絶対に痩せない女たち

女房の親戚たちは体の不調を訴えている人間が多く、彼らは逢う度にサメの栄養素を使ったスクエアリンというサプリや奇妙なビタミン剤の話をしている。つい先日も従姉妹の一人から日本人は長寿だと聞くが、何か特別な薬で飲んでいるのか?を聞かれたので、クスリを飲む前に食生活を改善しろよ・・と言ってやったところ、相手は黙り込んでしまった。

フィリピン人と食事をされた方ならよく御存じの通り、基本的に彼らの食事は①脂分たっぷりの調理法、②オカズに比べてご飯のボリュームが極端に多い、③野菜が足りない(と言うより無い)、④スプライトなどのソフトドリンクを水代わりにガブガブ飲む、と成人病まっしぐらの献立で、特に貧困層ほどこの傾向が強いのだ。

しかし従兄弟たちも食生活が問題の根源だということは気が付いているが、子供の頃から続いた食習慣は容易に変えられるハズも無く(ここでは裕福な家庭に生まれた人間だけがサラダを食べる)、かといってジムに行って汗を流す気はさらさら無いから会うたびに横幅は広がっていき、なんだかいつも暑そうに鼻の頭に汗を書いているのだ。

しかし化学物質の塊であるサプリを飲み続ければ肝臓が痛んでしまうし、かと言ってマニラで売ってる漢方薬を飲むのも何だか危なそうである。

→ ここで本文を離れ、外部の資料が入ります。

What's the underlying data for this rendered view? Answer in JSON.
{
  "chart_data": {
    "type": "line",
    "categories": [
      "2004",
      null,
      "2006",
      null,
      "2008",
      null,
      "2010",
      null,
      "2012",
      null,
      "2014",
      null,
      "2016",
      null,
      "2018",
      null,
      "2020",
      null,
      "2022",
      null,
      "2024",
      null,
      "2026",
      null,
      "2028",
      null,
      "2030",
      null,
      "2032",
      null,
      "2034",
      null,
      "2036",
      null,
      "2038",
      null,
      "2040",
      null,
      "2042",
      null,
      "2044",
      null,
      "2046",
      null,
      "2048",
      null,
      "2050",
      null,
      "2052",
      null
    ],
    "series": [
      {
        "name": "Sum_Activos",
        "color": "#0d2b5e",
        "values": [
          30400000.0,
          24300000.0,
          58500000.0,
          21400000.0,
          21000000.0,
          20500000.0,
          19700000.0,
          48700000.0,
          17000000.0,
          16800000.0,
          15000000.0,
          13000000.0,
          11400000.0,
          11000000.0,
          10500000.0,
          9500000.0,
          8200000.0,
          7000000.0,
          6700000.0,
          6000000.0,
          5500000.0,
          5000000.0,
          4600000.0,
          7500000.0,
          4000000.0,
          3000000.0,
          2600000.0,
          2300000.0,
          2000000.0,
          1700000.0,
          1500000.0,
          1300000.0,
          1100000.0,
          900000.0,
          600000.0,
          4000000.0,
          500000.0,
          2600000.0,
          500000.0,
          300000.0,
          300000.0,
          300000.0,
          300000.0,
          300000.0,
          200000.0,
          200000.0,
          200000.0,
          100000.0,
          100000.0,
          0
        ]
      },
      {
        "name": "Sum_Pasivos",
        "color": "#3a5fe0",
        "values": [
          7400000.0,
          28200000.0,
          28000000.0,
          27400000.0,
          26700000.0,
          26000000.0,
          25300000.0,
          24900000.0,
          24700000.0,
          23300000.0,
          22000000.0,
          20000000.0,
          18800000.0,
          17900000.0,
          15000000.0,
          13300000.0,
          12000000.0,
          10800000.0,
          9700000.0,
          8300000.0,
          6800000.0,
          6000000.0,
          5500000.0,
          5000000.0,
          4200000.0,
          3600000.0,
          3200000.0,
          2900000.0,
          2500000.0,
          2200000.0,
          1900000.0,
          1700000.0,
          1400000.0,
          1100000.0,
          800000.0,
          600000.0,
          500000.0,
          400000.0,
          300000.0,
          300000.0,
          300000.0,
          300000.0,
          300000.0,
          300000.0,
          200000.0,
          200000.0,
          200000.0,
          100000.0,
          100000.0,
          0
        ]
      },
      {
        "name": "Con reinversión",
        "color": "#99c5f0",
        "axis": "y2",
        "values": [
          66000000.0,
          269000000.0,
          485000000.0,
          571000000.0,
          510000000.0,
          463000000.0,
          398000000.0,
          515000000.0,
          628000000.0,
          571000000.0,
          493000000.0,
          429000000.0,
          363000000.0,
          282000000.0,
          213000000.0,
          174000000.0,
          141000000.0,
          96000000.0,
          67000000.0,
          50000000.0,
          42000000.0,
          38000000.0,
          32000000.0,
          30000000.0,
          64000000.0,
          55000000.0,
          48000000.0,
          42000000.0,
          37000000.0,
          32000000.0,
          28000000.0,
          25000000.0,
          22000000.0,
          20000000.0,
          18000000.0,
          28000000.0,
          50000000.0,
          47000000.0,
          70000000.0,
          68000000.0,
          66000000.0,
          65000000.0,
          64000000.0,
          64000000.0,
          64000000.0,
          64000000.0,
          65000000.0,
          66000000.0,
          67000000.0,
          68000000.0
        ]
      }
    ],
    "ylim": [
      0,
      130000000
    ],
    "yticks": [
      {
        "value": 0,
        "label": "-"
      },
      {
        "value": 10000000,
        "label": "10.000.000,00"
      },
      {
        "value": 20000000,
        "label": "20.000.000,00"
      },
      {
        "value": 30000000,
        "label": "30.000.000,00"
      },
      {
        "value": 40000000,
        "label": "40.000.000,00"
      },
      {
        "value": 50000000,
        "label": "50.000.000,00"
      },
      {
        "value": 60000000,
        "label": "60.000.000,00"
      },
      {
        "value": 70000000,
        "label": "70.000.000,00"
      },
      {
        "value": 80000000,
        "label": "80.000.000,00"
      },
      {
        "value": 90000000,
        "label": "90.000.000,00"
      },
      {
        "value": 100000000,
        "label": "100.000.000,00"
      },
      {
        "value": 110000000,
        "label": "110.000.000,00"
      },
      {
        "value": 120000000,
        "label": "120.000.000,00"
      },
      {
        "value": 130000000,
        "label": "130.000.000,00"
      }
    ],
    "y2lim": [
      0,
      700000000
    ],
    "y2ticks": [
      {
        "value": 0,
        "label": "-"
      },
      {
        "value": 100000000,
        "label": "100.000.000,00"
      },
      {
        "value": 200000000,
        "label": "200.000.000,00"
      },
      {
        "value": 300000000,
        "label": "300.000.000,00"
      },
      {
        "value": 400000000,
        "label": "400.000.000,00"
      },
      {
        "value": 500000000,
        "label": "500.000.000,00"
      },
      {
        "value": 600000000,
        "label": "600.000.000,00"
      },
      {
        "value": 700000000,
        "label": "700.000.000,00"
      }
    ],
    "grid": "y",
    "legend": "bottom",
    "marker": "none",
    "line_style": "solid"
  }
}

そこで無理だとは思ったが、イスラム教徒みたいに1か月間断食をしてみたらどうだろう?と話してみたら、嫌いなものを毎日食べ続けるよりも一定の期間だけ食べない方が楽なのか意外にも好反応だった。、





ここで説明した断食と言うのはイスラム教徒の様に日が照っている間は固形物を一切摂らないが、苦行では無くて健康が目的だから水と糖分なしの茶だけは24時間いつでも好きなだけ飲んで良いという変則ルールなのだ。そして日没後はいつもの食事に戻るが、必ずサラダを最初に食べるとか、ソフトドリンクは不可にするなど自分で確実に出来そうな条件を1つだけ加えるのである。

年に1月だけじゃ意味ないよ・・と思う人もいるだろうが、半日食事をしないと肝臓は入った食事を分解する能力を肝臓自身を浄化する方に振り分けるし、なにより一度血糖値をとことんまで落とすのは糖尿病の防止に役立つはずだ。それにこのまま何もせずに病気になるよりも1年の12分の1くらい犠牲にして健康でいられるなら帳尻は会う。

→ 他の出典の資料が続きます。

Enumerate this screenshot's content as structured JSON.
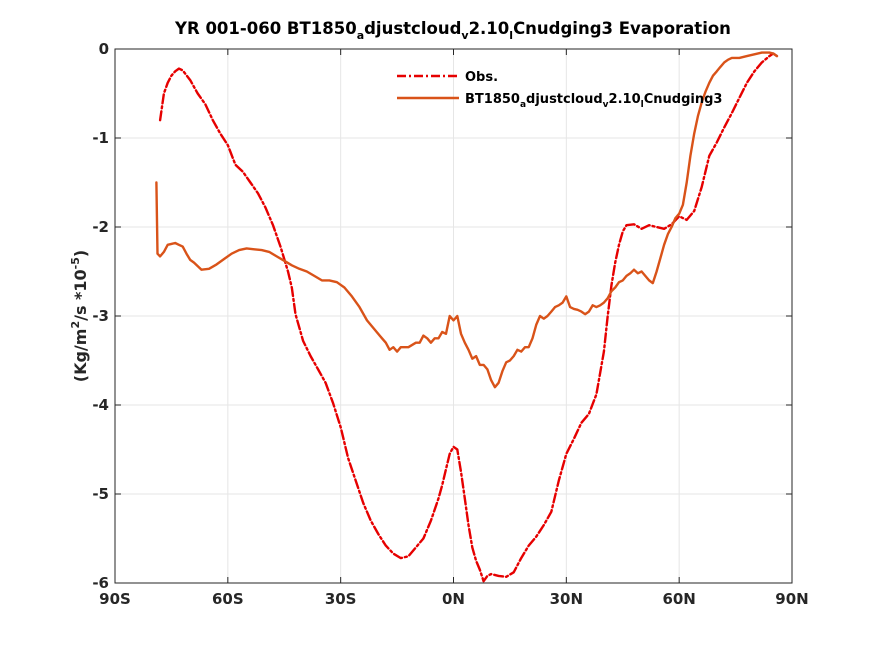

それアタシやってみようかな!と何だか乗り気な口調で言う従姉妹のメイ。じゃあ早速来月からトライしてみたら・・と言ったら、急に真剣な表情になって「う~ん・・でもフィリピンは6月まで猛暑だからおなかが減るとオフィスで倒れちゃうかも・・」と言い始めた。そんなら7月にやればいいだろ!と言ったら、傍にいたフィリンが「やっぱり一番日数が少ない月がいいわよね!」と言う。

キミたち・・それって2月ってことかな・・。と言うと、そうね!2月はあんまり暑くないし日数も一番少ないから第一回目のトライには向いているわよ!とメイもフィリンに同調する。だけどお前ら今日が何月何日か知ってるのか?2月27日だぞ・・。つまり来年になったら始めますってことじゃないか・・。

ブラザー良いアイデアをくれたわ!。アタシはフィリピン風のラマダンを試してみることにするわ!と言って笑うメイとフィリン。その瞬間来年の今ごろはコイツらは今以上にブクブクと横に膨らんでいるだろうな・・と思った。辛かったり面倒なことは全て後回し・・。これこぞがフィリピン人の肥満の原因である。だからお前ら太ってんだよーっ!。このデブーッ!。